Expecting to Work Longer

According to a study by MetLife, workers age 55 to 70 expected to work until age 70. Those over 66 plan to work until age 76.

Retired Worker Benefit Applications

Nationwide, the number of retired worker benefit applications grew 21% for the fiscal year ending Sept. 30, 2009, according to the Social Security Administration.

Benefit Payments

The Organization for Economic Cooperation and Development (OECD) has released a paper on Forms of Benefit Payment at Retirement.  It notes three main options, or combinations thereof, for the payout phase in order to allocate assets accumulated in defined contribution plans.

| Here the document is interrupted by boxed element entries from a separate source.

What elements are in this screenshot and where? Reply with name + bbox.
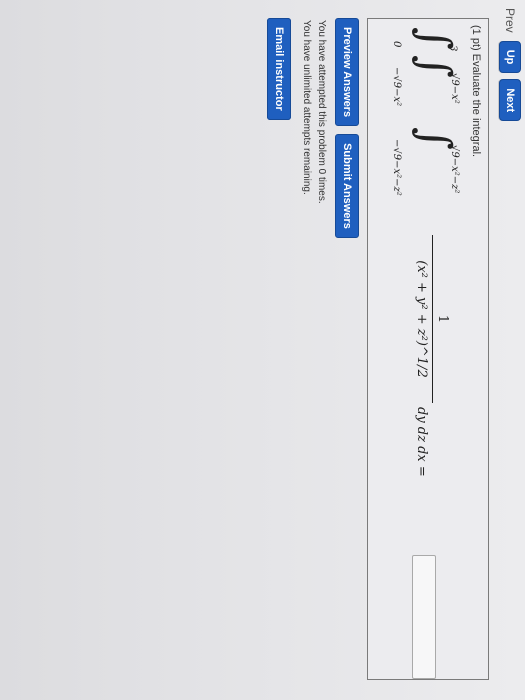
limit-middle-lower: −√9−x² bbox=[391, 67, 402, 107]
up-button[interactable]: Up bbox=[499, 40, 521, 74]
limit-inner-upper: √9−x²−z² bbox=[449, 145, 460, 194]
prev-link[interactable]: Prev bbox=[500, 6, 520, 35]
limit-outer-lower: 0 bbox=[391, 41, 402, 48]
answer-input[interactable] bbox=[412, 555, 436, 679]
problem-prompt: (1 pt) Evaluate the integral. bbox=[470, 25, 482, 158]
differentials: dy dz dx = bbox=[414, 407, 429, 477]
integrand-denominator: (x² + y² + z²)^1/2 bbox=[414, 260, 429, 378]
integrand-fraction: 1 (x² + y² + z²)^1/2 bbox=[414, 235, 450, 403]
page: Prev Up Next (1 pt) Evaluate the integra… bbox=[0, 0, 525, 700]
nav-bar: Prev Up Next bbox=[499, 6, 521, 122]
attempted-text: You have attempted this problem 0 times. bbox=[316, 20, 327, 204]
attempt-status: You have attempted this problem 0 times.… bbox=[299, 20, 329, 204]
preview-answers-button[interactable]: Preview Answers bbox=[335, 18, 359, 127]
integrand-numerator: 1 bbox=[435, 314, 450, 324]
limit-inner-lower: −√9−x²−z² bbox=[391, 139, 402, 196]
limit-outer-upper: 3 bbox=[447, 45, 458, 52]
next-button[interactable]: Next bbox=[499, 79, 521, 122]
limit-middle-upper: √9−x² bbox=[449, 73, 460, 104]
problem-box: (1 pt) Evaluate the integral. ∫ 3 0 ∫ √9… bbox=[367, 18, 489, 680]
remaining-text: You have unlimited attempts remaining. bbox=[301, 20, 312, 195]
answer-actions: Preview Answers Submit Answers bbox=[335, 18, 359, 238]
integral-expression: ∫ 3 0 ∫ √9−x² −√9−x² ∫ √9−x²−z² −√9−x²−z… bbox=[380, 27, 460, 679]
fraction-bar bbox=[432, 235, 433, 403]
submit-answers-button[interactable]: Submit Answers bbox=[335, 134, 359, 238]
email-instructor-button[interactable]: Email instructor bbox=[267, 18, 291, 120]
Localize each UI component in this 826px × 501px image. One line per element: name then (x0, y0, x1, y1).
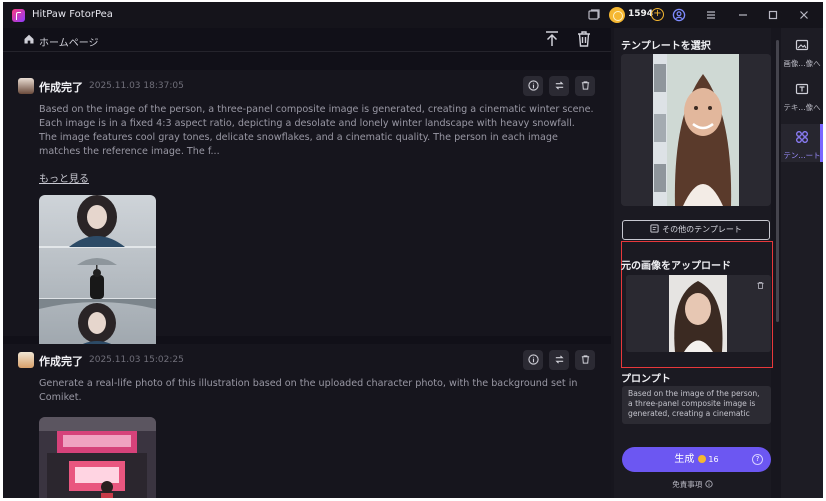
upload-section: 元の画像をアップロード (621, 241, 773, 368)
feature-rail: 画像...像へ テキ...像へ テン...ート (781, 28, 823, 498)
account-icon[interactable] (672, 7, 686, 23)
template-panel: テンプレートを選択 その他のテンプレート 元の画像をアップロード プロンプト B… (614, 28, 773, 498)
trash-icon (581, 81, 589, 90)
gallery-icon[interactable] (587, 7, 601, 23)
selected-template-preview[interactable] (621, 54, 771, 206)
panel-scrollbar[interactable] (776, 40, 779, 322)
minimize-icon[interactable] (737, 7, 749, 23)
app-title: HitPaw FotorPea (32, 9, 113, 20)
rail-item-image-to-image[interactable]: 画像...像へ (781, 34, 823, 74)
show-more-link[interactable]: もっと見る (39, 170, 89, 185)
upload-title: 元の画像をアップロード (621, 261, 731, 272)
title-bar: HitPaw FotorPea 1594 + (3, 2, 823, 28)
info-button[interactable] (523, 350, 543, 370)
text-image-icon (795, 83, 809, 95)
record-thumbnail (18, 352, 34, 368)
close-icon[interactable] (798, 7, 810, 23)
menu-icon[interactable] (705, 7, 717, 23)
template-icon (650, 224, 659, 233)
disclaimer-link[interactable]: 免責事項 (614, 479, 771, 490)
prompt-title: プロンプト (621, 374, 671, 385)
info-icon (705, 480, 713, 488)
other-templates-button[interactable]: その他のテンプレート (622, 220, 770, 240)
generate-label: 生成 (674, 454, 695, 465)
history-record: 作成完了 2025.11.03 18:37:05 Based on the im… (3, 70, 611, 351)
refresh-icon (554, 81, 564, 90)
regenerate-button[interactable] (549, 350, 569, 370)
app-logo-icon (12, 9, 25, 22)
history-record: 作成完了 2025.11.03 15:02:25 Generate a real… (3, 344, 611, 498)
rail-item-label: テキ...像へ (783, 103, 821, 112)
rail-item-label: 画像...像へ (783, 59, 821, 68)
coin-icon (698, 455, 707, 463)
generate-button[interactable]: 生成 16 ? (622, 447, 771, 472)
result-image[interactable] (39, 195, 156, 351)
template-title: テンプレートを選択 (621, 41, 711, 52)
home-icon[interactable] (23, 33, 35, 45)
record-status: 作成完了 (39, 81, 83, 94)
maximize-icon[interactable] (767, 7, 779, 23)
result-image[interactable] (39, 417, 156, 498)
delete-upload-icon[interactable] (756, 281, 765, 290)
rail-item-template[interactable]: テン...ート (781, 124, 823, 162)
record-prompt: Generate a real-life photo of this illus… (39, 378, 578, 403)
credits-count: 1594 (628, 9, 654, 19)
generate-cost: 16 (708, 455, 719, 464)
home-link[interactable]: ホームページ (39, 34, 99, 49)
record-date: 2025.11.03 18:37:05 (89, 81, 184, 91)
history-panel: ホームページ 作成完了 2025.11.03 18:37:05 Based on… (3, 28, 611, 498)
info-button[interactable] (523, 76, 543, 96)
rail-item-text-to-image[interactable]: テキ...像へ (781, 78, 823, 118)
clear-history-icon[interactable] (574, 29, 594, 49)
history-toolbar: ホームページ (3, 28, 611, 52)
regenerate-button[interactable] (549, 76, 569, 96)
info-icon (527, 354, 539, 365)
record-thumbnail (18, 78, 34, 94)
rail-item-label: テン...ート (783, 151, 821, 160)
delete-record-button[interactable] (575, 350, 595, 370)
prompt-input[interactable]: Based on the image of the person, a thre… (622, 386, 771, 424)
record-date: 2025.11.03 15:02:25 (89, 355, 184, 365)
uploaded-image (626, 275, 771, 352)
delete-record-button[interactable] (575, 76, 595, 96)
record-prompt: Based on the image of the person, a thre… (39, 104, 594, 157)
record-status: 作成完了 (39, 355, 83, 368)
trash-icon (581, 355, 589, 364)
other-templates-label: その他のテンプレート (662, 225, 742, 234)
scroll-top-icon[interactable] (542, 29, 562, 49)
add-credits-button[interactable]: + (651, 8, 664, 21)
image-icon (795, 39, 809, 51)
uploaded-image-box[interactable] (626, 275, 771, 352)
template-grid-icon (796, 131, 808, 143)
app-window: HitPaw FotorPea 1594 + ホームページ 作成完了 2025.… (3, 2, 823, 498)
coin-icon (609, 7, 625, 23)
disclaimer-label: 免責事項 (672, 480, 703, 489)
refresh-icon (554, 355, 564, 364)
help-icon[interactable]: ? (752, 454, 763, 465)
info-icon (527, 80, 539, 91)
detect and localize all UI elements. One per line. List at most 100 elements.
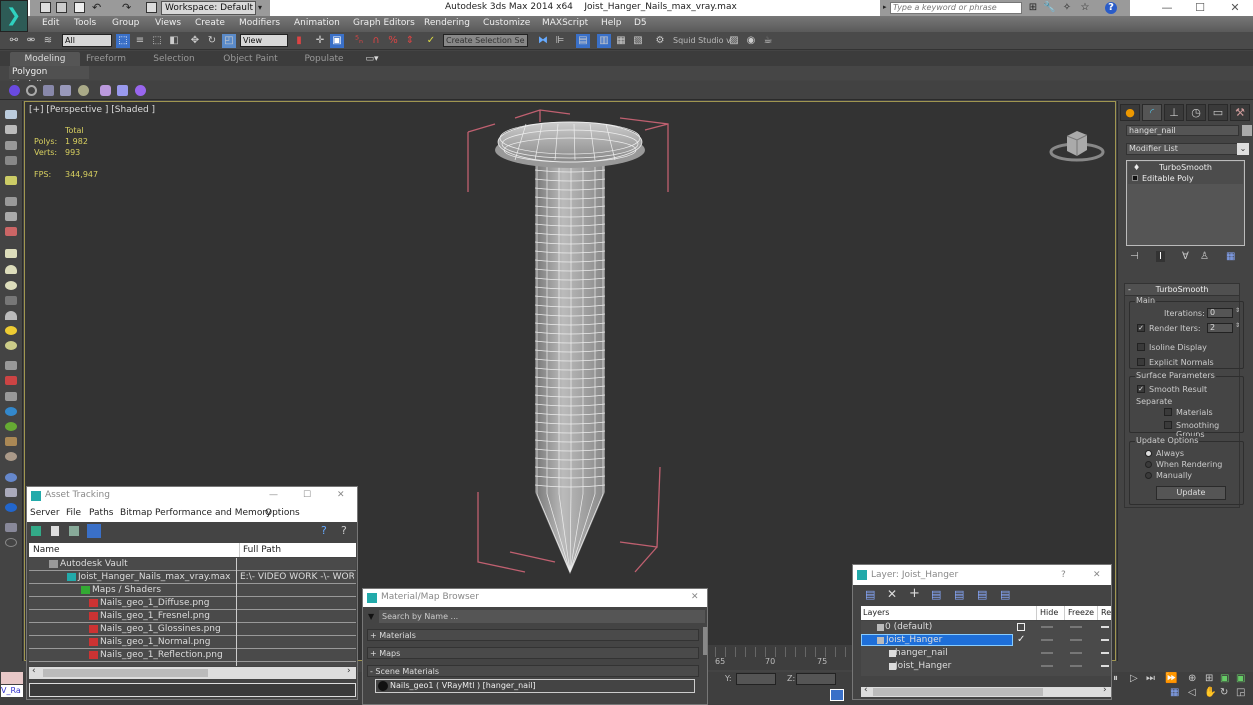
remove-modifier-icon[interactable]: ♙ <box>1200 251 1209 262</box>
create-tab-icon[interactable]: ● <box>1120 104 1140 121</box>
object-color-swatch[interactable] <box>1242 125 1252 136</box>
layer-manager-icon[interactable]: ▥ <box>597 34 611 48</box>
col-hide[interactable]: Hide <box>1036 606 1061 620</box>
asset-row[interactable]: Nails_geo_1_Reflection.png <box>29 649 356 662</box>
scroll-left-icon[interactable]: ‹ <box>32 666 36 676</box>
tool-icon-25[interactable] <box>5 503 17 512</box>
update-manually-radio[interactable] <box>1145 472 1152 479</box>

  1. Lump sum - A single payment
  2. Programmed withdrawals - A series of fixed or variable payments whereby the retiree draws down a part of the retirement capital (and continued investment earnings thereon). Any amount remaining in the retiree's account at his or her subsequent death belongs to the estate and is paid to the retiree's family and other beneficiaries. If the retiree lives to an advanced age, there is a clear possibility (under some programmed withdrawal arrangements) of the payments becoming very small in the later years. Under other arrangements, there is the risk of the capital being completely exhausted before death. Annuities certain are a specific form of programmed withdrawals.
  3. Life annuity - A stream of payments for as long as the retiree lives. There are also life annuities with additional guarantees, with continued payment to the surviving spouse, with escalation of the benefits in payment.

The default in current U.S. practice is the required minimum distribution.

When a lump sum is paid, the individual has the greatest choice of how to invest funds. Depending on the market, one can also choose to buy an annuity. Once an annuity is purchased, it is usually locked in. An annuity purchase is irrevocable, but, in contrast, programmed withdrawals may be changed at any time. It is also possible to shift from programmed withdrawals to annuity purchase at any time, or on a staggered basis.